We invite a wide range of submission types (poster, symposium, single presenter, flash talk, art, music, etc.) that employ feminist research, methods, and/or praxis that conceptualize social change in some way. We are interested in empirical, theoretical, pedagogical, activist, and other work. We encourage all who have ideas related to “Breaking Barriers: Agents of Change” to submit! 


Keynote Speakers

Dr. Zakiyyah Iman Jackson

Zakiyyah Iman Jackson is Associate Professor of English and Director of the Center for Feminist Research at the University of Southern California. Her research explores the literary and aesthetic aspects of Western philosophical and scientific discourse and investigates the engagement of African diasporic literature, film, and visual art with the historical concerns, knowledge claims, and rhetoric of Western science and philosophy. Professor Jackson is the author of Becoming Human: Matter and Meaning in an Antiblack World. Becoming Human is a call for rethinking the philosophical import of African diasporic literature and visual art. It demonstrates that gender, sexuality, and maternity are integral sites for producing a human-animal distinction that persistently reproduces the racial logics and orders of Western thought. Talk will be livestreamed on Zoom: Friday, February 24 at 5-6pm ET.

Dr. Ann Braithwaite

Ann Braithwaite is Professor and Coordinator of Diversity and Social Justice Studies at the University of Prince Edward Island. Her current scholarly work focuses on questions of "disciplinarity" and its intellectual, pedagogical, and institutional consequences, especially as they impact Women’s and Gender Studies (the most common way to name this discipline).
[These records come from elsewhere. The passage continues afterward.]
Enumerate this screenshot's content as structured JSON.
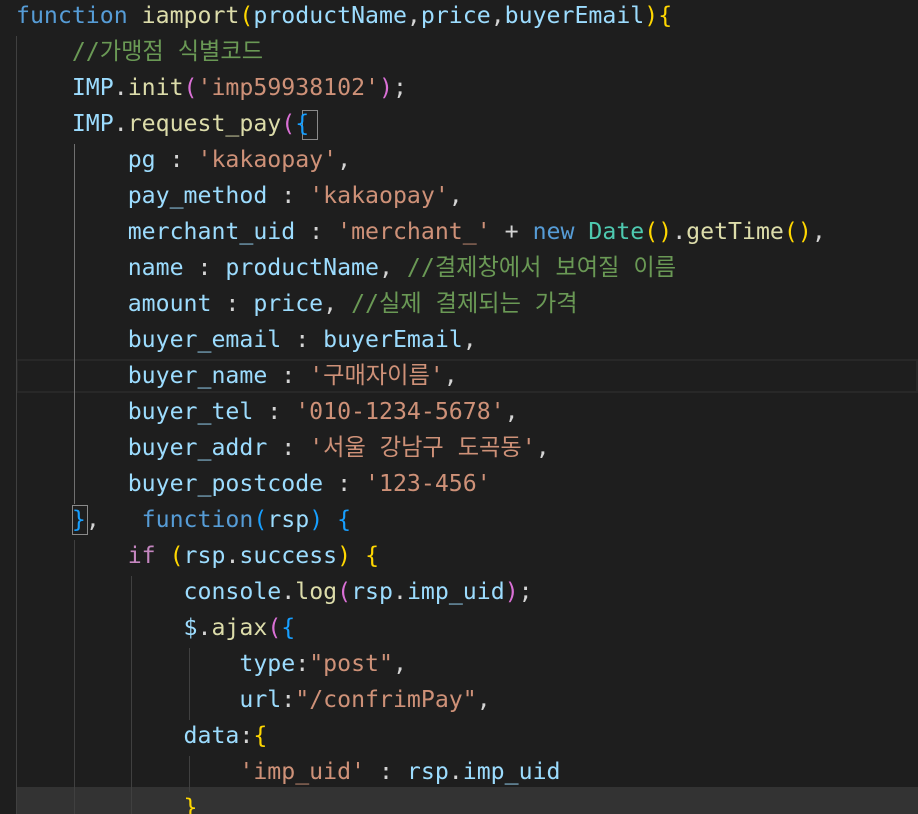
{
  "colors": {
    "background": "#1e1e1e",
    "keyword": "#569cd6",
    "control": "#c586c0",
    "function": "#dcdcaa",
    "variable": "#9cdcfe",
    "property": "#9cdcfe",
    "string": "#ce9178",
    "comment": "#6a9955",
    "class": "#4ec9b0",
    "punct": "#d4d4d4",
    "bracket1": "#ffd700",
    "bracket2": "#da70d6",
    "bracket3": "#179fff"
  },
  "editor": {
    "lines": [
      {
        "tokens": [
          {
            "t": "function",
            "c": "keyword"
          },
          {
            "t": " ",
            "c": "punct"
          },
          {
            "t": "iamport",
            "c": "function"
          },
          {
            "t": "(",
            "c": "bracket1"
          },
          {
            "t": "productName",
            "c": "variable"
          },
          {
            "t": ",",
            "c": "punct"
          },
          {
            "t": "price",
            "c": "variable"
          },
          {
            "t": ",",
            "c": "punct"
          },
          {
            "t": "buyerEmail",
            "c": "variable"
          },
          {
            "t": ")",
            "c": "bracket1"
          },
          {
            "t": "{",
            "c": "bracket1"
          }
        ]
      },
      {
        "tokens": [
          {
            "t": "    ",
            "c": "punct"
          },
          {
            "t": "//가맹점 식별코드",
            "c": "comment"
          }
        ]
      },
      {
        "tokens": [
          {
            "t": "    ",
            "c": "punct"
          },
          {
            "t": "IMP",
            "c": "variable"
          },
          {
            "t": ".",
            "c": "punct"
          },
          {
            "t": "init",
            "c": "function"
          },
          {
            "t": "(",
            "c": "bracket2"
          },
          {
            "t": "'imp59938102'",
            "c": "string"
          },
          {
            "t": ")",
            "c": "bracket2"
          },
          {
            "t": ";",
            "c": "punct"
          }
        ]
      },
      {
        "tokens": [
          {
            "t": "    ",
            "c": "punct"
          },
          {
            "t": "IMP",
            "c": "variable"
          },
          {
            "t": ".",
            "c": "punct"
          },
          {
            "t": "request_pay",
            "c": "function"
          },
          {
            "t": "(",
            "c": "bracket2"
          },
          {
            "t": "{",
            "c": "bracket3"
          }
        ]
      },
      {
        "tokens": [
          {
            "t": "        ",
            "c": "punct"
          },
          {
            "t": "pg",
            "c": "property"
          },
          {
            "t": " : ",
            "c": "punct"
          },
          {
            "t": "'kakaopay'",
            "c": "string"
          },
          {
            "t": ",",
            "c": "punct"
          }
        ]
      },
      {
        "tokens": [
          {
            "t": "        ",
            "c": "punct"
          },
          {
            "t": "pay_method",
            "c": "property"
          },
          {
            "t": " : ",
            "c": "punct"
          },
          {
            "t": "'kakaopay'",
            "c": "string"
          },
          {
            "t": ",",
            "c": "punct"
          }
        ]
      },
      {
        "tokens": [
          {
            "t": "        ",
            "c": "punct"
          },
          {
            "t": "merchant_uid",
            "c": "property"
          },
          {
            "t": " : ",
            "c": "punct"
          },
          {
            "t": "'merchant_'",
            "c": "string"
          },
          {
            "t": " + ",
            "c": "punct"
          },
          {
            "t": "new",
            "c": "keyword"
          },
          {
            "t": " ",
            "c": "punct"
          },
          {
            "t": "Date",
            "c": "class"
          },
          {
            "t": "()",
            "c": "bracket1"
          },
          {
            "t": ".",
            "c": "punct"
          },
          {
            "t": "getTime",
            "c": "function"
          },
          {
            "t": "()",
            "c": "bracket1"
          },
          {
            "t": ",",
            "c": "punct"
          }
        ]
      },
      {
        "tokens": [
          {
            "t": "        ",
            "c": "punct"
          },
          {
            "t": "name",
            "c": "property"
          },
          {
            "t": " : ",
            "c": "punct"
          },
          {
            "t": "productName",
            "c": "variable"
          },
          {
            "t": ", ",
            "c": "punct"
          },
          {
            "t": "//결제창에서 보여질 이름",
            "c": "comment"
          }
        ]
      },
      {
        "tokens": [
          {
            "t": "        ",
            "c": "punct"
          },
          {
            "t": "amount",
            "c": "property"
          },
          {
            "t": " : ",
            "c": "punct"
          },
          {
            "t": "price",
            "c": "variable"
          },
          {
            "t": ", ",
            "c": "punct"
          },
          {
            "t": "//실제 결제되는 가격",
            "c": "comment"
          }
        ]
      },
      {
        "tokens": [
          {
            "t": "        ",
            "c": "punct"
          },
          {
            "t": "buyer_email",
            "c": "property"
          },
          {
            "t": " : ",
            "c": "punct"
          },
          {
            "t": "buyerEmail",
            "c": "variable"
          },
          {
            "t": ",",
            "c": "punct"
          }
        ]
      },
      {
        "tokens": [
          {
            "t": "        ",
            "c": "punct"
          },
          {
            "t": "buyer_name",
            "c": "property"
          },
          {
            "t": " : ",
            "c": "punct"
          },
          {
            "t": "'구매자이름'",
            "c": "string"
          },
          {
            "t": ",",
            "c": "punct"
          }
        ]
      },
      {
        "tokens": [
          {
            "t": "        ",
            "c": "punct"
          },
          {
            "t": "buyer_tel",
            "c": "property"
          },
          {
            "t": " : ",
            "c": "punct"
          },
          {
            "t": "'010-1234-5678'",
            "c": "string"
          },
          {
            "t": ",",
            "c": "punct"
          }
        ]
      },
      {
        "tokens": [
          {
            "t": "        ",
            "c": "punct"
          },
          {
            "t": "buyer_addr",
            "c": "property"
          },
          {
            "t": " : ",
            "c": "punct"
          },
          {
            "t": "'서울 강남구 도곡동'",
            "c": "string"
          },
          {
            "t": ",",
            "c": "punct"
          }
        ]
      },
      {
        "tokens": [
          {
            "t": "        ",
            "c": "punct"
          },
          {
            "t": "buyer_postcode",
            "c": "property"
          },
          {
            "t": " : ",
            "c": "punct"
          },
          {
            "t": "'123-456'",
            "c": "string"
          }
        ]
      },
      {
        "tokens": [
          {
            "t": "    ",
            "c": "punct"
          },
          {
            "t": "}",
            "c": "bracket3"
          },
          {
            "t": ",   ",
            "c": "punct"
          },
          {
            "t": "function",
            "c": "keyword"
          },
          {
            "t": "(",
            "c": "bracket3"
          },
          {
            "t": "rsp",
            "c": "variable"
          },
          {
            "t": ")",
            "c": "bracket3"
          },
          {
            "t": " ",
            "c": "punct"
          },
          {
            "t": "{",
            "c": "bracket3"
          }
        ]
      },
      {
        "tokens": [
          {
            "t": "        ",
            "c": "punct"
          },
          {
            "t": "if",
            "c": "control"
          },
          {
            "t": " ",
            "c": "punct"
          },
          {
            "t": "(",
            "c": "bracket1"
          },
          {
            "t": "rsp",
            "c": "variable"
          },
          {
            "t": ".",
            "c": "punct"
          },
          {
            "t": "success",
            "c": "property"
          },
          {
            "t": ")",
            "c": "bracket1"
          },
          {
            "t": " ",
            "c": "punct"
          },
          {
            "t": "{",
            "c": "bracket1"
          }
        ]
      },
      {
        "tokens": [
          {
            "t": "            ",
            "c": "punct"
          },
          {
            "t": "console",
            "c": "variable"
          },
          {
            "t": ".",
            "c": "punct"
          },
          {
            "t": "log",
            "c": "function"
          },
          {
            "t": "(",
            "c": "bracket2"
          },
          {
            "t": "rsp",
            "c": "variable"
          },
          {
            "t": ".",
            "c": "punct"
          },
          {
            "t": "imp_uid",
            "c": "property"
          },
          {
            "t": ")",
            "c": "bracket2"
          },
          {
            "t": ";",
            "c": "punct"
          }
        ]
      },
      {
        "tokens": [
          {
            "t": "            ",
            "c": "punct"
          },
          {
            "t": "$",
            "c": "variable"
          },
          {
            "t": ".",
            "c": "punct"
          },
          {
            "t": "ajax",
            "c": "function"
          },
          {
            "t": "(",
            "c": "bracket2"
          },
          {
            "t": "{",
            "c": "bracket3"
          }
        ]
      },
      {
        "tokens": [
          {
            "t": "                ",
            "c": "punct"
          },
          {
            "t": "type",
            "c": "property"
          },
          {
            "t": ":",
            "c": "punct"
          },
          {
            "t": "\"post\"",
            "c": "string"
          },
          {
            "t": ",",
            "c": "punct"
          }
        ]
      },
      {
        "tokens": [
          {
            "t": "                ",
            "c": "punct"
          },
          {
            "t": "url",
            "c": "property"
          },
          {
            "t": ":",
            "c": "punct"
          },
          {
            "t": "\"/confrimPay\"",
            "c": "string"
          },
          {
            "t": ",",
            "c": "punct"
          }
        ]
      },
      {
        "tokens": [
          {
            "t": "            ",
            "c": "punct"
          },
          {
            "t": "data",
            "c": "property"
          },
          {
            "t": ":",
            "c": "punct"
          },
          {
            "t": "{",
            "c": "bracket1"
          }
        ]
      },
      {
        "tokens": [
          {
            "t": "                ",
            "c": "punct"
          },
          {
            "t": "'imp_uid'",
            "c": "string"
          },
          {
            "t": " : ",
            "c": "punct"
          },
          {
            "t": "rsp",
            "c": "variable"
          },
          {
            "t": ".",
            "c": "punct"
          },
          {
            "t": "imp_uid",
            "c": "property"
          }
        ]
      },
      {
        "tokens": [
          {
            "t": "            ",
            "c": "punct"
          },
          {
            "t": "}",
            "c": "bracket1"
          }
        ]
      }
    ]
  }
}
Her publications include: "Everyday Women's and Gender Studies" (co-authored with Catherine M. Orr, forthcoming Routledge 2016), "Rethinking Women's and Gender Studies" (co-edited with Catherine M. Orr and Diane Lichtenstein, Routledge 2012), and "Troubling Women's Studies" (co-authored with Susan Heald, Susanne Luhmann, and Sharon Rosenberg, Sumach Press 2005). Talk will be livestreamed on Zoom: Saturday, February 25 at 5-6pm ET.

Dr. Jill Wood

Dr. Jill Wood is a Teaching Professor of Women's, Gender, and Sexuality Studies with her PhD in Biobehavioral Health and Women's Studies. Her research critiques the (bio)medicalization of women's health (specifically menstruation, pregnancy and childbirth, and the menopausal transition) and women's sexualities (particularly sexual desire and sexual response models).  In the area of reproductive justice, Dr. Wood examines the coercive use of contraceptive methods like LARCs (long-acting reversible contraceptives) as a state sanctioned form of social control among vulnerable populations. Similarly, Wood’s work on birth justice discusses how risk medicine and fetal rights discourse contributes to the surveillance and disembodiment of pregnant individuals. Talk will be livestreamed on Zoom and in-person in Willard 362: Friday, February 24 at 6-7pm ET.

Dr. C. Libby

C. Libby is an Assistant Teaching Professor of Women's, Gender, and Sexuality Studies. Libby holds a Ph.D. in Religious Studies, with a minor in Gender Studies and a certificate in medieval studies from Indiana University. Their research and teaching interests include medieval Christian spirituality, gender and sexuality studies, affect theory, and the history of emotions. Libby's current project, (En)Gendering Feeling in the Middle Ages, places textual accounts of premodern gender crossing in conversation with contemporary scholarship in queer and trans studies. This project aims to make sense of the contested terrain of gendered embodiment by examining how affective intensities (anger, wonder, desire, fear) are produced around and through gender transgressive bodies. Talk will be livestreamed on Zoom and in-person in Willard 362: Saturday, February 25 at 6-7pm ET.